Jakarta, mu4.co.id – Wisuda di jenjang TK hingga SMA menuai polemik sebab dianggap membebani orang tua dari sisi pembiayaan.
Terlebih di media sosial warganet juga ramai meminta wisuda tersebut ditiadakan saja karena dinilai acara wisuda cukup diadakan di perguruan tinggi.
Menanggapi polemik ini, Ketua Departemen Penelitian dan Pengabdian Masyarakat, Pengurus Besar Persatuan Guru Republik Indonesia (PB PGRI) Sumardiansyah Perdana Kusuma buka suara mengenai tren wisuda yang diselenggarakan mulai dari jenjang pendidikan TK sampai SMA.

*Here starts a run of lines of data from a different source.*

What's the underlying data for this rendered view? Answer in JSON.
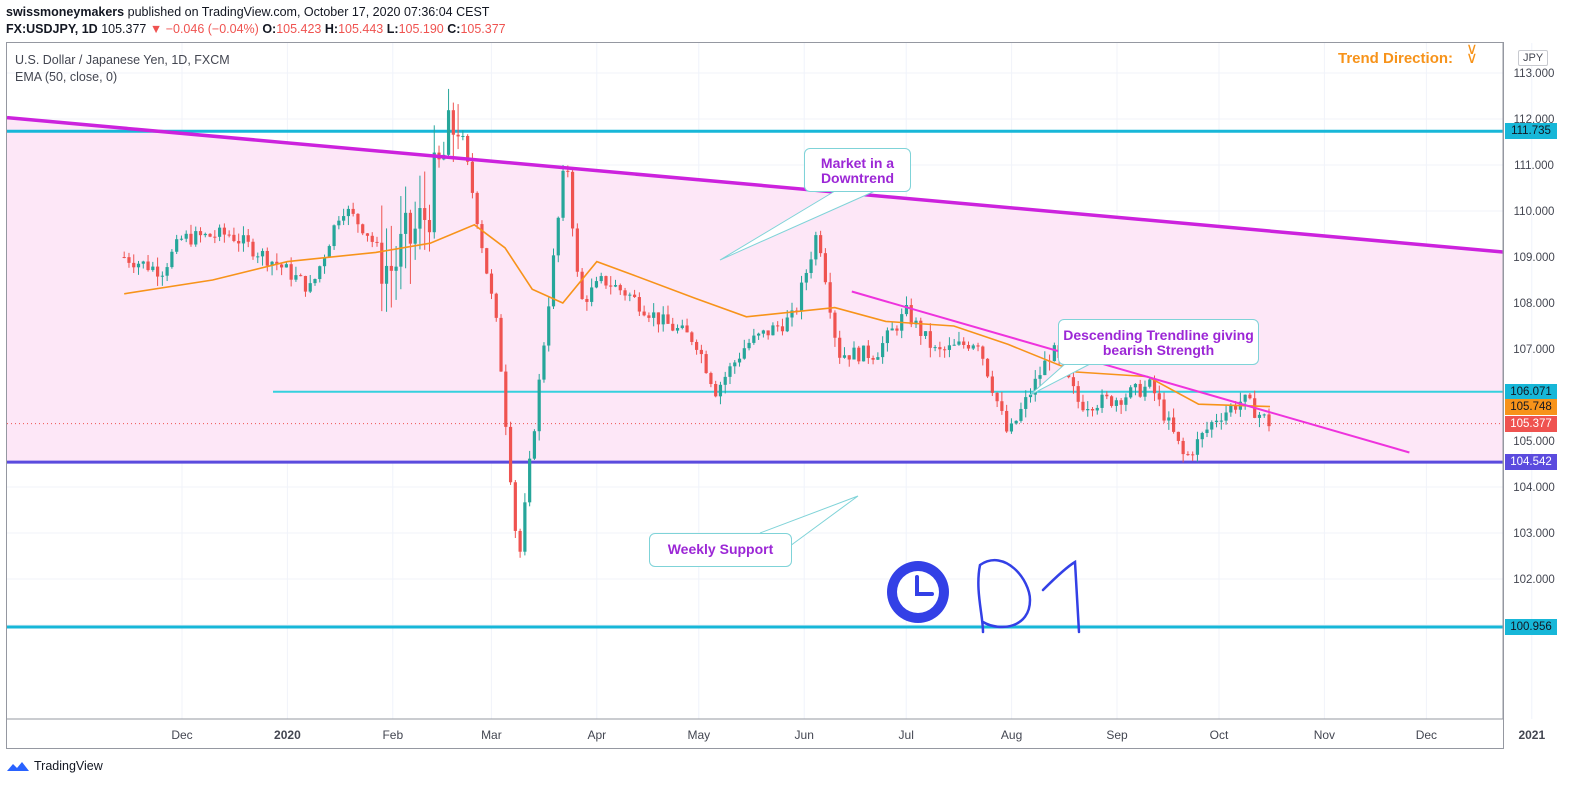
{
  "header": {
    "author": "swissmoneymakers",
    "published_text": "published on TradingView.com, October 17, 2020 07:36:04 CEST",
    "symbol": "FX:USDJPY, 1D",
    "last": "105.377",
    "change": "▼ −0.046 (−0.04%)",
    "o_label": "O:",
    "o_value": "105.423",
    "h_label": "H:",
    "h_value": "105.443",
    "l_label": "L:",
    "l_value": "105.190",
    "c_label": "C:",
    "c_value": "105.377"
  },
  "legend": {
    "title": "U.S. Dollar / Japanese Yen, 1D, FXCM",
    "indicator": "EMA (50, close, 0)"
  },
  "trend_direction": "Trend Direction:",
  "currency": "JPY",
  "callouts": {
    "downtrend": "Market in a Downtrend",
    "trendline": "Descending Trendline giving bearish Strength",
    "support": "Weekly Support"
  },
  "handwriting": "D1",
  "price_tags": {
    "top_line": "111.735",
    "mid_line": "106.071",
    "ema": "105.748",
    "last": "105.377",
    "support": "104.542",
    "bottom_line": "100.956"
  },
  "footer": {
    "brand": "TradingView"
  },
  "colors": {
    "up": "#26a69a",
    "down": "#ef5350",
    "ema": "#f7931a",
    "channel_fill": "#fde7f7",
    "cyan": "#17b7d8",
    "magenta": "#cc22dd",
    "support": "#5b4bde",
    "clock": "#3340e6"
  },
  "chart_data": {
    "type": "candlestick",
    "title": "U.S. Dollar / Japanese Yen, 1D, FXCM",
    "ylim": [
      100.3,
      113.3
    ],
    "y_ticks": [
      "101.000",
      "102.000",
      "103.000",
      "104.000",
      "105.000",
      "106.000",
      "107.000",
      "108.000",
      "109.000",
      "110.000",
      "111.000",
      "112.000",
      "113.000"
    ],
    "x_ticks": [
      "Dec",
      "2020",
      "Feb",
      "Mar",
      "Apr",
      "May",
      "Jun",
      "Jul",
      "Aug",
      "Sep",
      "Oct",
      "Nov",
      "Dec",
      "2021"
    ],
    "close_anchors": [
      {
        "t": "2019-11-14",
        "v": 109.0
      },
      {
        "t": "2019-11-25",
        "v": 108.7
      },
      {
        "t": "2019-12-01",
        "v": 109.4
      },
      {
        "t": "2019-12-15",
        "v": 109.5
      },
      {
        "t": "2019-12-30",
        "v": 108.8
      },
      {
        "t": "2020-01-08",
        "v": 108.3
      },
      {
        "t": "2020-01-17",
        "v": 110.1
      },
      {
        "t": "2020-01-24",
        "v": 109.6
      },
      {
        "t": "2020-01-31",
        "v": 108.7
      },
      {
        "t": "2020-02-10",
        "v": 109.8
      },
      {
        "t": "2020-02-20",
        "v": 112.1
      },
      {
        "t": "2020-02-25",
        "v": 110.2
      },
      {
        "t": "2020-03-03",
        "v": 107.3
      },
      {
        "t": "2020-03-09",
        "v": 102.3
      },
      {
        "t": "2020-03-12",
        "v": 104.3
      },
      {
        "t": "2020-03-17",
        "v": 107.5
      },
      {
        "t": "2020-03-23",
        "v": 111.3
      },
      {
        "t": "2020-03-27",
        "v": 108.0
      },
      {
        "t": "2020-04-03",
        "v": 108.5
      },
      {
        "t": "2020-04-10",
        "v": 108.2
      },
      {
        "t": "2020-04-20",
        "v": 107.6
      },
      {
        "t": "2020-04-30",
        "v": 107.2
      },
      {
        "t": "2020-05-06",
        "v": 106.1
      },
      {
        "t": "2020-05-15",
        "v": 107.1
      },
      {
        "t": "2020-05-29",
        "v": 107.7
      },
      {
        "t": "2020-06-05",
        "v": 109.6
      },
      {
        "t": "2020-06-11",
        "v": 106.9
      },
      {
        "t": "2020-06-22",
        "v": 106.9
      },
      {
        "t": "2020-07-01",
        "v": 107.8
      },
      {
        "t": "2020-07-10",
        "v": 106.9
      },
      {
        "t": "2020-07-22",
        "v": 107.2
      },
      {
        "t": "2020-07-31",
        "v": 105.1
      },
      {
        "t": "2020-08-13",
        "v": 107.0
      },
      {
        "t": "2020-08-21",
        "v": 105.8
      },
      {
        "t": "2020-08-31",
        "v": 105.9
      },
      {
        "t": "2020-09-11",
        "v": 106.2
      },
      {
        "t": "2020-09-21",
        "v": 104.6
      },
      {
        "t": "2020-09-30",
        "v": 105.5
      },
      {
        "t": "2020-10-08",
        "v": 105.9
      },
      {
        "t": "2020-10-16",
        "v": 105.377
      }
    ],
    "ema_50": [
      {
        "t": "2019-11-14",
        "v": 108.2
      },
      {
        "t": "2019-12-10",
        "v": 108.5
      },
      {
        "t": "2020-01-01",
        "v": 108.9
      },
      {
        "t": "2020-01-27",
        "v": 109.1
      },
      {
        "t": "2020-02-12",
        "v": 109.3
      },
      {
        "t": "2020-02-25",
        "v": 109.7
      },
      {
        "t": "2020-03-05",
        "v": 109.2
      },
      {
        "t": "2020-03-13",
        "v": 108.3
      },
      {
        "t": "2020-03-22",
        "v": 108.0
      },
      {
        "t": "2020-04-01",
        "v": 108.9
      },
      {
        "t": "2020-04-12",
        "v": 108.6
      },
      {
        "t": "2020-04-30",
        "v": 108.1
      },
      {
        "t": "2020-05-15",
        "v": 107.7
      },
      {
        "t": "2020-06-10",
        "v": 107.9
      },
      {
        "t": "2020-06-25",
        "v": 107.6
      },
      {
        "t": "2020-07-15",
        "v": 107.5
      },
      {
        "t": "2020-07-31",
        "v": 107.1
      },
      {
        "t": "2020-08-20",
        "v": 106.5
      },
      {
        "t": "2020-09-10",
        "v": 106.4
      },
      {
        "t": "2020-09-25",
        "v": 105.8
      },
      {
        "t": "2020-10-16",
        "v": 105.748
      }
    ],
    "levels": [
      {
        "name": "upper",
        "value": 111.735
      },
      {
        "name": "mid",
        "value": 106.071
      },
      {
        "name": "support",
        "value": 104.542
      },
      {
        "name": "lower",
        "value": 100.956
      }
    ],
    "channel_top_line": [
      {
        "t": "2019-11-14",
        "v": 111.8
      },
      {
        "t": "2021-01-24",
        "v": 108.9
      }
    ],
    "descending_trendline": [
      {
        "t": "2020-06-15",
        "v": 108.25
      },
      {
        "t": "2020-11-26",
        "v": 104.75
      }
    ]
  }
}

Baca Juga: Demi Capai Sekolah Standar Internasional, Guru Banjarmasin Akan Disekolahkan ke Inggris
Ia berpendapat, pada dasarnya kelulusan seseorang bukan diukur dari perayaan, melainkan proses dan hasil yang diperoleh sebagai bagian dari pengalaman penuh makna di masa sekolah.
Kusuma berharap seseorang bisa melakukan refleksi mengenai sejauh mana pencapaian kompetensi mereka bisa tumbuh dan berkembang untuk kemudian bisa berguna dalam kehidupan nyata. “Semisal untuk anak PAUD. TK dan SPS (Satuan PAUD Sejenis), rasanya belum terlalu urgen seusia mereka yang menempuh masa pendidikan selama 1 atau 2 tahun sampai dibuatkan semacam wisuda,” ucapnya saat dikonfirmasi awak media, Sabtu 17 Juni 2023.
Menurutnya, penyelenggaraan wisuda bagi anak-anak sekolah harus dilihat secara bijaksana.
Lebih lanjut, Kusuma mengatakan sejauh ini masih banyak ditemukan penyelenggaraan wisuda di sekolah yang mengarah pada pemaksaan terhadap anak atau orangtua untuk membayar dengan nominal tertentu.
Penyelenggaraan wisuda berpotensi menimbulkan diskriminasi baru karena adanya pungutan yang diminta tidak mampu dipenuhi oleh siswa dari keluarga yang tidak mampu.
“Kalau itu dilakukan dengan cara memaksa akan berpotensi menciptakan penyimpangan dalam hal pengelolaan anggaran sekolah,” terangnya.
Meskipun demikian, dia menyebut bahwa pemerintah melalui Kementerian Pendidikan, Kebudayaan, Riset, dan Teknologi (Kemendikbudristek) dapat mengambil titik tengah. Caranya, tidak perlu melarang wisuda sekolah tetapi mengaturnya.
Baca Juga: Desak Ketum Mundur, 18 Pengurus PGRI Sampaikan Mosi Tidak Percaya
Sebagai solusi, pemerintah dapat membuat pedoman penyelenggaraan wisuda agar tak menimbulkan polemik. Misalnya dengan mengakomodasi karakteristik sekolah negeri dan swasta, dikelola dengan transparan dan akuntabel.
“Prinsip utamanya wisuda jangan sampai mengarah kepada perilaku hedonis, memaksa dan membebani orang tua, menciptakan diskriminasi, dan memberi peluang terjadinya pungutan liar. Selama prinsip-prinsip tersebut tidak dilanggar, maka wisuda kalau mau diadakan ya sah-sah saja.” pungkasnya.